Oma & Opa

When Oma & Opa were young. A pre-war picture of the newly engaged couple

Last night my grandmother Maria passed away. After a stroke (or something similar: it was never properly assessed). Some years ago her memory started declining and while she remembered all verses of (nearly) every German virgin Mary song ever written she had problems with names, faces, times and a lot of other things. I’m not sure she really understood when she became a great-grandmother, something she always wanted to be. She had six great-grandchildren; the latest addition to this lot was little A, my sister’s baby boy who was born last month. She made it through two world wars and had seven children (of whom six survived). She was always a firm Catholic – although she did have two Protestant daughters-in-law (and two protestant grandchildren); and of course she would go to their confirmations – but then she had to go to a ‘proper service’ at her church the next evening (which made everyone smile). She stayed friends with the group of girls she knew through church from the time before all were married, and they called their group “Mädchenkreis” (girl’s circle).

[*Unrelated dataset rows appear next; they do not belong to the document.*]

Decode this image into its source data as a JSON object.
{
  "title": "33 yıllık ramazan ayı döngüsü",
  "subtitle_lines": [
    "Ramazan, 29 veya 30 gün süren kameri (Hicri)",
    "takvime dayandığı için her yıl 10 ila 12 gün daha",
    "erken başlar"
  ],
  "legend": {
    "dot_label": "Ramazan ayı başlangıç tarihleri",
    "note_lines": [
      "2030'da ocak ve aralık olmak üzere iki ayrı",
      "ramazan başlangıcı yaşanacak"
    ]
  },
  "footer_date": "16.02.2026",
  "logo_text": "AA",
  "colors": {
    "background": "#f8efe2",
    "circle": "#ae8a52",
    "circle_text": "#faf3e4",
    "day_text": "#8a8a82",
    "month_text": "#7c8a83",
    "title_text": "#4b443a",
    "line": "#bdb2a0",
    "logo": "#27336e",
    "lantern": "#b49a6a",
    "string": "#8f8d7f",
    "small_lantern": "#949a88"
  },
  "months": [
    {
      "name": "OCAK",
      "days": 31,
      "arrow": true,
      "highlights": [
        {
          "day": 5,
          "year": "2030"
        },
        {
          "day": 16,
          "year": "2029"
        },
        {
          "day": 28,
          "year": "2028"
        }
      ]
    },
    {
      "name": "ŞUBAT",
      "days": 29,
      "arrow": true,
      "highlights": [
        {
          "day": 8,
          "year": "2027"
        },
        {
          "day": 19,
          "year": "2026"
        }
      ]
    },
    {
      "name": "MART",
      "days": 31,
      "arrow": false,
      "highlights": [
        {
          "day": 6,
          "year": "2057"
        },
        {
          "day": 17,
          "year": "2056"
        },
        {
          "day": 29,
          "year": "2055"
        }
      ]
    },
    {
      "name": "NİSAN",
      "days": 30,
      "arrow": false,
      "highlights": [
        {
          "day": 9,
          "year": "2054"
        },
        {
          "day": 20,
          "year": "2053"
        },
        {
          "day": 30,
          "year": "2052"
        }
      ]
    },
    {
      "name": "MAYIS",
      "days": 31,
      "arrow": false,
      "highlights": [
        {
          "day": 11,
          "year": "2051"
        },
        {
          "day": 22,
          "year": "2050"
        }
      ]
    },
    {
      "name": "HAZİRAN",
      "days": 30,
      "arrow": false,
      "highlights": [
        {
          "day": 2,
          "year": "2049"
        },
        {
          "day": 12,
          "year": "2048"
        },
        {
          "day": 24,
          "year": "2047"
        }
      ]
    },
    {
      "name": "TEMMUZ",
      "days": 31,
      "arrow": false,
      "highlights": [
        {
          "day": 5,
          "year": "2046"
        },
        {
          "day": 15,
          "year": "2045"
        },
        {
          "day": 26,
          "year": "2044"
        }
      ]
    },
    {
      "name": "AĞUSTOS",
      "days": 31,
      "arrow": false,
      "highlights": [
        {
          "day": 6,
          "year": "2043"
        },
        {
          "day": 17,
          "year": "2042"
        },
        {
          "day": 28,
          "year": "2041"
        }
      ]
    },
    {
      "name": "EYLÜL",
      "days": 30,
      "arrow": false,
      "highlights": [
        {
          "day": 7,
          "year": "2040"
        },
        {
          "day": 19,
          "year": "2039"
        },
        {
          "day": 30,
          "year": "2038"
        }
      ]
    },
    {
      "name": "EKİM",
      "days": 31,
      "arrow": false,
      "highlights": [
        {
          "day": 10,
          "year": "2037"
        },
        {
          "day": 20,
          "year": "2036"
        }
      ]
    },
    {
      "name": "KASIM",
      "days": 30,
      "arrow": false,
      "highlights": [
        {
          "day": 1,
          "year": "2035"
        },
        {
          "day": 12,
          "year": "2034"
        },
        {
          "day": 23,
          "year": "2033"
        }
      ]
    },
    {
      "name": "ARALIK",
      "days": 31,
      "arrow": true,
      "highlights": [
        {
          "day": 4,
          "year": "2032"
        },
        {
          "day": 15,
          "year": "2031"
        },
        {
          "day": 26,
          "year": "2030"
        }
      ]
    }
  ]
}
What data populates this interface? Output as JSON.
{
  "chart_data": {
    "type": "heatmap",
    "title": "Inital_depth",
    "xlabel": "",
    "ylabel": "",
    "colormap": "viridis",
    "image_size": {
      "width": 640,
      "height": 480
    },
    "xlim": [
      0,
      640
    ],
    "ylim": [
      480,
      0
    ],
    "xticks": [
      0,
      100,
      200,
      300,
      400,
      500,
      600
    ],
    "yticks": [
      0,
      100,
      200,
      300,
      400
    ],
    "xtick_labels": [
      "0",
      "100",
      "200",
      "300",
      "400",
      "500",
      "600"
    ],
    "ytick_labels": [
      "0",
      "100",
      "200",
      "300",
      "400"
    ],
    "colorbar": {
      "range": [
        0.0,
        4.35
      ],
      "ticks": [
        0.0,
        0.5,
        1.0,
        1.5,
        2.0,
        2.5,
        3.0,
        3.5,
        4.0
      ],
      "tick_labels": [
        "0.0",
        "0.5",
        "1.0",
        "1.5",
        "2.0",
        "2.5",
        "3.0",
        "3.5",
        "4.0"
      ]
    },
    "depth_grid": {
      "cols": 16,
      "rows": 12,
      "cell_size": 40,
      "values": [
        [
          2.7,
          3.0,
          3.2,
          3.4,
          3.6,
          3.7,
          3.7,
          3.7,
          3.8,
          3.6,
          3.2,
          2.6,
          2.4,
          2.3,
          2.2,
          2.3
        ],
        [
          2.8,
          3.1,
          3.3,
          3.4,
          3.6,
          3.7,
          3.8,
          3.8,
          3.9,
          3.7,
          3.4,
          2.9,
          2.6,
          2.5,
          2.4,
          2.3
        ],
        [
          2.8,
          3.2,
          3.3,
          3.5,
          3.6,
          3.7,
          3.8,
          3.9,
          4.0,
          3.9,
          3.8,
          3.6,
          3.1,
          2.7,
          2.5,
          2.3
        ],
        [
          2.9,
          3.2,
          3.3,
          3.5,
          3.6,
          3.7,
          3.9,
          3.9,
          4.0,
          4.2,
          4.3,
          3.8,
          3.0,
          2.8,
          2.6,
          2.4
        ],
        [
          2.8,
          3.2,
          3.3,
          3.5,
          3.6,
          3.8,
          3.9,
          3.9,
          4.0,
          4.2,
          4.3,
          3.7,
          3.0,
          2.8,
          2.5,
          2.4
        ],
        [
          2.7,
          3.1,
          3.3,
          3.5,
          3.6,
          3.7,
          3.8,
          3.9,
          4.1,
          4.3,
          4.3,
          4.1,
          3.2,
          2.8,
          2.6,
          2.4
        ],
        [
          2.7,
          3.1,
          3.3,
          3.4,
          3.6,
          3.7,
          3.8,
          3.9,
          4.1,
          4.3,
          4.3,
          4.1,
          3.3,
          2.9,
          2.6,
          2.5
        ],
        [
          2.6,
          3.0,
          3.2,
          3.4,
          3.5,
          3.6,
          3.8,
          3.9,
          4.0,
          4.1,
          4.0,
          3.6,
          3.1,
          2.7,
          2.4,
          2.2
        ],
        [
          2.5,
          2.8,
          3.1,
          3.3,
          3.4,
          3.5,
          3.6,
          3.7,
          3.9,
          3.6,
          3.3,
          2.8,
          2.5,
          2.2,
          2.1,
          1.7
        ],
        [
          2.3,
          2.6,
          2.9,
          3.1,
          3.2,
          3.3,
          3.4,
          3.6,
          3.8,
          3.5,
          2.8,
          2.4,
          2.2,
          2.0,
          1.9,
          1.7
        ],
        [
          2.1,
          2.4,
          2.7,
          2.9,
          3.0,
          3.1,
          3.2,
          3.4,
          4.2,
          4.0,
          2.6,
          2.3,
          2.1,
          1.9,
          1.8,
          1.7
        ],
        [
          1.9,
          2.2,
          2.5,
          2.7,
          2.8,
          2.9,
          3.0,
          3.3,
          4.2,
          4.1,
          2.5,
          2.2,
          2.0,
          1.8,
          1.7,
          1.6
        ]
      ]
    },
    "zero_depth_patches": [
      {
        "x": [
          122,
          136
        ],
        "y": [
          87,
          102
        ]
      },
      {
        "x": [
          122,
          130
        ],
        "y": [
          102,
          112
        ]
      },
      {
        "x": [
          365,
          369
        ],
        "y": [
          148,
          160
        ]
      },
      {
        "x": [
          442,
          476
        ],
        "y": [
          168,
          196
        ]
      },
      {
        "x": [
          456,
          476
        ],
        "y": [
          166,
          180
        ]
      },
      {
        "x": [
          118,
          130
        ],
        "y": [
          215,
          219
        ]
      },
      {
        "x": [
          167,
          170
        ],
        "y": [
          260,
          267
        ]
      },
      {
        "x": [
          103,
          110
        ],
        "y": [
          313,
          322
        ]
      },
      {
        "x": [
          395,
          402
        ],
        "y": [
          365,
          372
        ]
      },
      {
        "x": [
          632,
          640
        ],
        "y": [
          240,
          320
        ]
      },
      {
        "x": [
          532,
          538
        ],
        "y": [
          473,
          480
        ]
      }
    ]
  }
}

When my hair started going red/blond, I remember them fussing about it exclaiming: “Maria, that’s your hair colour!”

Oma, that was also never to leave a piece of cake on the table (that last small piece – that can’t make you gain weight…), that was incredible soups with meat balls (my Mom tried her best to imitate them, but ended up saying ‘if you want that, you’re going to have to eat it there…’), that was Oma’s Suppe (grits or semolina soup with fruit, and as a child I named it after her when she made it for me – I had tonsillitis one time whilst staying with them), that was my first school bag (a blue one with a white cat – I was soooo proud), that was my first (and only) church song book, given to me for my first communion and, because it came from Lower Saxony and we later lived in North Rhine-Westphalia, this also meant that I have to look up all the songs in the index as they have different numbers in the different Länder.

Oma, that was a pale yellow jacket we bought together (which I loved to bits and my Mother hated, but never said a word until I grew out of it – probably the colour really didn’t suit me but I still loved it), that was playing on the gravel in the entrance on the house (no idea why we did that), falling into stinging nettles when roller-skating, feeding the horses behind the house and buying sweets at the kiosk (the last three things only until they re-built the area).

Oma, that also was trying to make people feel welcome, like making a cake with artificial sugar for me (when I couldn’t have real sugar any more). Unfortunately, Oma didn’t read the label properly and used a 1 to 1 weight exchange for sugar. She made a trial cake for her Mädchenkreis and about 2 hours later, they all queued up for the bathroom. She told me she loved me a lot, but she was not going to try that again…. Oma was the most amazing net-worker and you couldn’t go through town with her without bumping into at least five people she knew.

Oma, that was communism in its purest form – she tried to love all her grandchildren with the same amount of love. Oma always put her family first, and if you’d call her to ask if she was around in the afternoon, she’d cancel everything to be there for you. Oma, that was Soleier for Easter (hard boiled eggs soaked in salt water) – which made for some good stories about who could eat more (I think it was a close tie between my Dad and my uncle G with a record around 12 eggs) and that one time when the kids’ table (we were too many to fit around one table or even in one room) didn’t get enough eggs, and my cousin – when asked to say the prayer before dinner – said with a slightly reproachful voice ‘and see what You have given us’ instead of ‘bless what You have given us’ (and yes, we did get more Soleier after that!)

These memories, and so many more, are always going to stay with us!